ProQuest continues to enrich its book offerings with new print and ebook titles and with advancements that simplify access to content. In addition to launching its innovative Access-to-Own acquisition model on the Ebook Central® platform, the company has debuted new ebook subscriptions, an online ebook catalog and expanded acquisition options for both print and electronic titles on the OASIS® platform – all designed to improve librarian workflows.  

“At ProQuest, we’re enabling better research outcomes for users and facilitating greater efficiency for the libraries and organizations that serve them,” said Kevin Sayar, Senior Vice President and General Manager, ProQuest Books. “The new content for libraries and their users — paired with the technology improvements that make acquiring and accessing this content easier — are great examples of how we’re making that happen in 2016.”

In the past few months, ProQuest has launched new ebook subscriptions from renowned publishers that enable libraries to build targeted, valuable collections.

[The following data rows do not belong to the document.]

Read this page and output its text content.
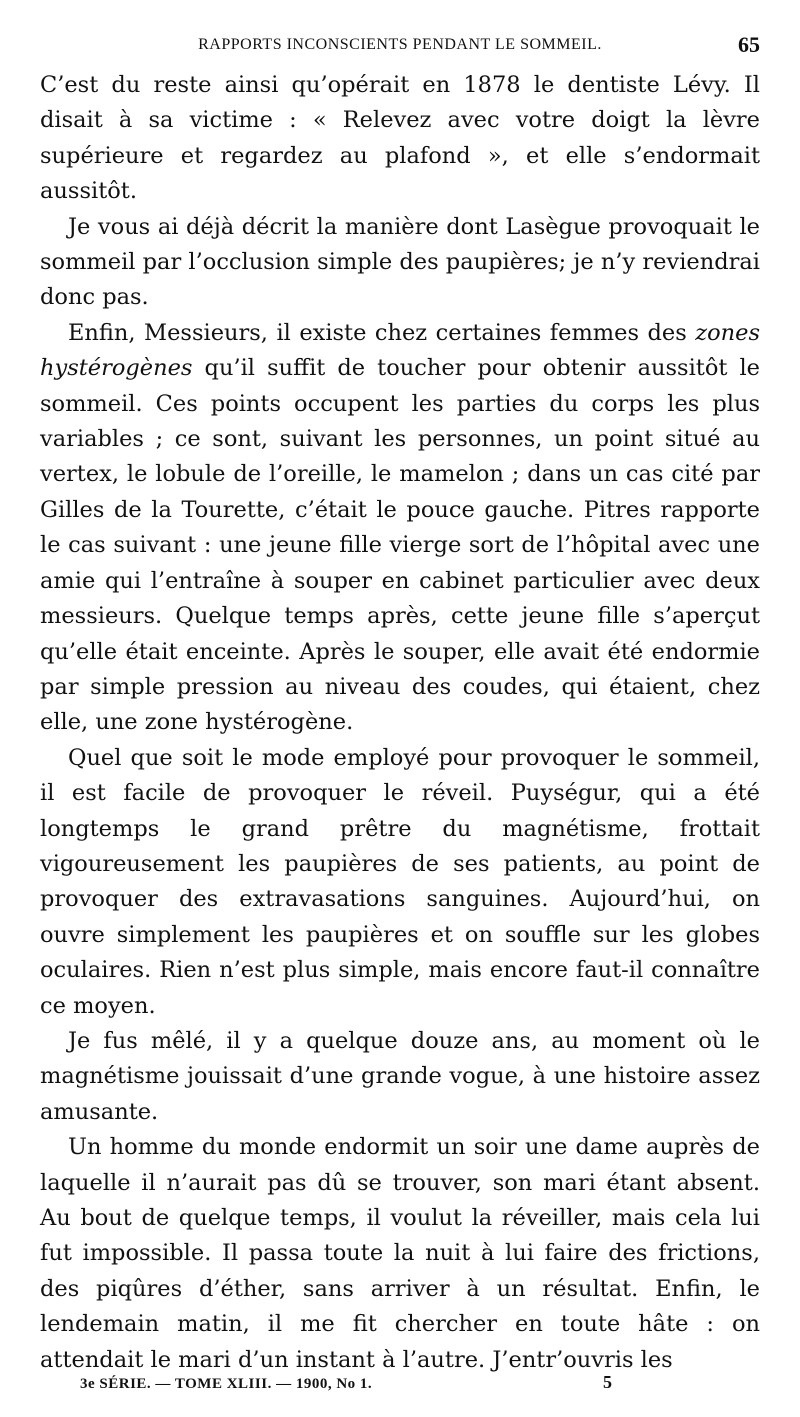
RAPPORTS INCONSCIENTS PENDANT LE SOMMEIL.	65

C’est du reste ainsi qu’opérait en 1878 le dentiste Lévy. Il disait à sa victime : « Relevez avec votre doigt la lèvre supérieure et regardez au plafond », et elle s’endormait aussitôt.

Je vous ai déjà décrit la manière dont Lasègue provoquait le sommeil par l’occlusion simple des paupières; je n’y reviendrai donc pas.

Enfin, Messieurs, il existe chez certaines femmes des zones hystérogènes qu’il suffit de toucher pour obtenir aussitôt le sommeil. Ces points occupent les parties du corps les plus variables ; ce sont, suivant les personnes, un point situé au vertex, le lobule de l’oreille, le mamelon ; dans un cas cité par Gilles de la Tourette, c’était le pouce gauche. Pitres rapporte le cas suivant : une jeune fille vierge sort de l’hôpital avec une amie qui l’entraîne à souper en cabinet particulier avec deux messieurs. Quelque temps après, cette jeune fille s’aperçut qu’elle était enceinte. Après le souper, elle avait été endormie par simple pression au niveau des coudes, qui étaient, chez elle, une zone hystérogène.

Quel que soit le mode employé pour provoquer le sommeil, il est facile de provoquer le réveil. Puységur, qui a été longtemps le grand prêtre du magnétisme, frottait vigoureusement les paupières de ses patients, au point de provoquer des extravasations sanguines. Aujourd’hui, on ouvre simplement les paupières et on souffle sur les globes oculaires. Rien n’est plus simple, mais encore faut-il connaître ce moyen.

Je fus mêlé, il y a quelque douze ans, au moment où le magnétisme jouissait d’une grande vogue, à une histoire assez amusante.

Un homme du monde endormit un soir une dame auprès de laquelle il n’aurait pas dû se trouver, son mari étant absent. Au bout de quelque temps, il voulut la réveiller, mais cela lui fut impossible. Il passa toute la nuit à lui faire des frictions, des piqûres d’éther, sans arriver à un résultat. Enfin, le lendemain matin, il me fit chercher en toute hâte : on attendait le mari d’un instant à l’autre. J’entr’ouvris les

3e SÉRIE. — TOME XLIII. — 1900, No 1.	5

Its University Press Subscription offers nearly 24,000 titles of premium content from more than 193 publishers, including Harvard University Press, Catholic University of America Press and Johns Hopkins University Press. Reference Ebook Subscriptions increase access to high-demand reference content by combining more than 500 reference-only ebooks, handbooks, encyclopedias, manuals, guides and dictionaries, many of which are available in subscription for the very first time.

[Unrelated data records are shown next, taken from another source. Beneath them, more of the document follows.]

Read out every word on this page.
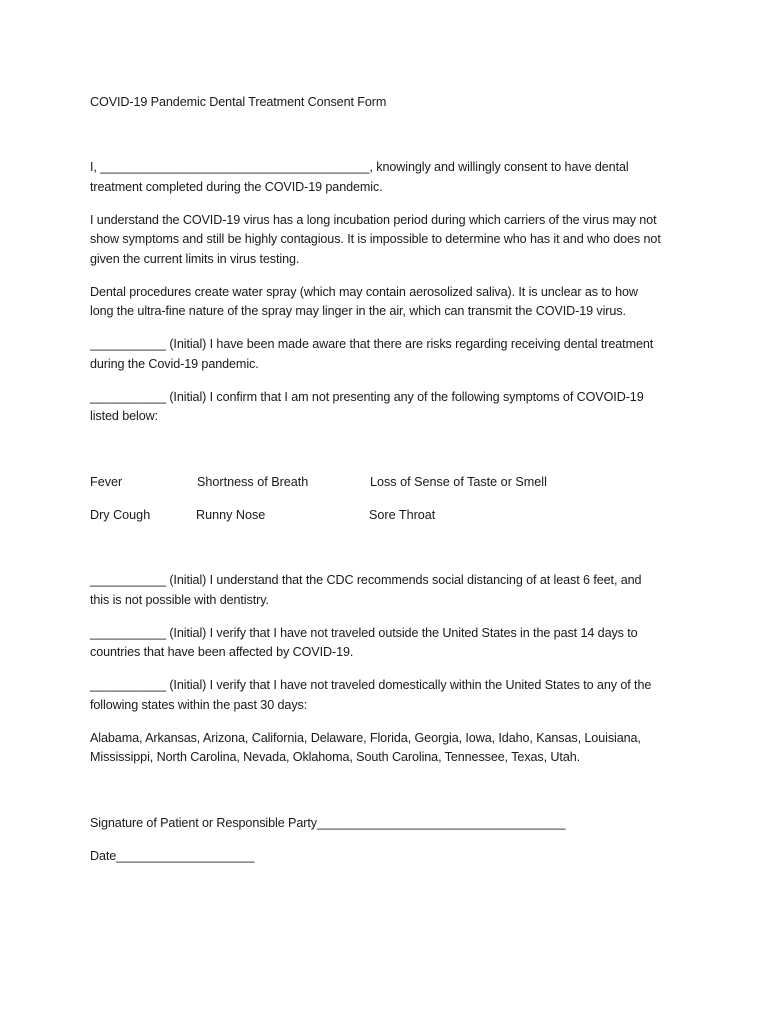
COVID-19 Pandemic Dental Treatment Consent Form
I, _______________________________________, knowingly and willingly consent to have dental
treatment completed during the COVID-19 pandemic.
I understand the COVID-19 virus has a long incubation period during which carriers of the virus may not
show symptoms and still be highly contagious. It is impossible to determine who has it and who does not
given the current limits in virus testing.
Dental procedures create water spray (which may contain aerosolized saliva). It is unclear as to how
long the ultra-fine nature of the spray may linger in the air, which can transmit the COVID-19 virus.
___________ (Initial) I have been made aware that there are risks regarding receiving dental treatment
during the Covid-19 pandemic.
___________ (Initial) I confirm that I am not presenting any of the following symptoms of COVOID-19
listed below:
Fever	Shortness of Breath	Loss of Sense of Taste or Smell
Dry Cough	Runny Nose	Sore Throat
___________ (Initial) I understand that the CDC recommends social distancing of at least 6 feet, and
this is not possible with dentistry.
___________ (Initial) I verify that I have not traveled outside the United States in the past 14 days to
countries that have been affected by COVID-19.
___________ (Initial) I verify that I have not traveled domestically within the United States to any of the
following states within the past 30 days:
Alabama, Arkansas, Arizona, California, Delaware, Florida, Georgia, Iowa, Idaho, Kansas, Louisiana,
Mississippi, North Carolina, Nevada, Oklahoma, South Carolina, Tennessee, Texas, Utah.
Signature of Patient or Responsible Party____________________________________
Date____________________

ProQuest has also added titles to its flagship ebook subscription offerings, including over 3,000 to Academic Complete.  These new titles include 18 Choice Outstanding Academic Titles and nearly 1,000 ebooks from Wiley. More than 1,000 titles were added to College Complete, over 800 to Public Library Complete and 30 to Schools & Educators Complete. These collections are curated by ProQuest’s on-staff librarians with a quality-over-quantity approach to ensure usage of all titles.

To help libraries using ebook content to reclaim shelf space, ProQuest is making ebooks from more than 110 publishers available for half price if the library already owns the same book in print. Reference titles from a growing roster of publishers, including Sage, IGI and Princeton University Press, are also available at a 15 percent discount.

To further streamline ebook acquisition and access, ProQuest launched Ebook Central Preview, an online catalog that allows librarians and end users to search more than 850,000 authoritative titles from leading publishers, as well as a wide selection of focused or multidisciplinary pre-packaged ebook collections. Through Preview, users can easily download a complete list of titles in any of ProQuest’s subscription products or view them in LibCentral Preview. Content can also be filtered and displayed in lists of recently added titles by subject, featured titles and promotions and by publisher.

OASIS, ProQuest’s free web-based system for searching, selecting, and ordering print and electronic books, has new enhancements to its acquisition platform that improve the user experience and streamline book acquisition workflows. Improvements include faster ebook order processing, better user interfaces and an integration of OASIS with Alma via API to facilitate faster transfer of order information and processing. Oxford’s UPSO, Wiley and IGI Global will soon offer their ebook platforms through OASIS, and discussions are underway with additional publishers to do the same, which will offer more ebook platform options to libraries.